Most Palestinians are too frightened to head to Iraqi hospitals, and they can't leave the country for treatment. Those who do change their accents to pass as Iraqis. Four children have died in the last month after applying to leave for medical help.

On a recent visit to the camp it was Waleed, 9, whom a mother mourned. He suffered from muscular dystrophy, and by the end of his life he was on a feeding tube.

"He died of neglect," said his mother, Harbiaa Shafiq Ali. "Waleed is gone, but no one asks about the Palestinians, and other mothers need help with their children."

Outside the compound, Jouman Ziad lives an invisible existence in east Baghdad in order not to draw attention. Outside her home, she only whispers "Palestinian," as if it were a dirty word. At work she lies about who she is; she replaces the softer tone of her Palestinian accent with the harsher guttural sound of Iraqi Arabic. This way, there are no problems.

At work, some who are angry at the Palestinians for their perceived connection to Saddam have said things when they watch the news such as "They deserve it," or "See? Maliki, God bless him, made a good statement despite what the Palestinians did to us."

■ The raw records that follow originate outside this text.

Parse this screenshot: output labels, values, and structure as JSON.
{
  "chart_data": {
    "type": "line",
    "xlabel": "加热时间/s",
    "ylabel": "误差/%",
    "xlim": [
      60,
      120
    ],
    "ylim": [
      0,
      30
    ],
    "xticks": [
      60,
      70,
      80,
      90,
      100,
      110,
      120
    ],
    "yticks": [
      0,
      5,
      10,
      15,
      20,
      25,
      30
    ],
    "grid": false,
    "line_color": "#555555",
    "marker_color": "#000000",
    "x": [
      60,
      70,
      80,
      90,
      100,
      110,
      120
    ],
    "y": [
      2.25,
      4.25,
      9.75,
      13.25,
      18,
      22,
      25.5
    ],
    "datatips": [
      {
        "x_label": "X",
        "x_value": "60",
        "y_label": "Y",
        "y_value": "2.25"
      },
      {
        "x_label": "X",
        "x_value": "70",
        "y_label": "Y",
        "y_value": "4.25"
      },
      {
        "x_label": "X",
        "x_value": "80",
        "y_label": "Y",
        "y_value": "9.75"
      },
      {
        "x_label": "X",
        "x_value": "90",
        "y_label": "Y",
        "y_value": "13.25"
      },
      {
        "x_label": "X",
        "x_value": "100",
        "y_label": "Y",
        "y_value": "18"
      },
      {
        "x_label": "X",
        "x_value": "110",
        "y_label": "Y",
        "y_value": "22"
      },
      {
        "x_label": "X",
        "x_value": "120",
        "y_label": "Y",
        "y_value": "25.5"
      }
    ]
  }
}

She says nothing and comes home to cry.

"The worst thing in the world is when someone asks you about your identity and you have to deny it, and cancel your accent," she said, stopping to cry, then composing the jovial face that she puts on. "Some of them cry for us, but in 60 years it has all just been words."

Ziad was born and raised in Iraq, but will never be Iraqi.

"The dream of every Palestinian is to have a passport, whether it's a Palestinian passport or something else," she said. "We just want a passport, where someone will look at it and say come in."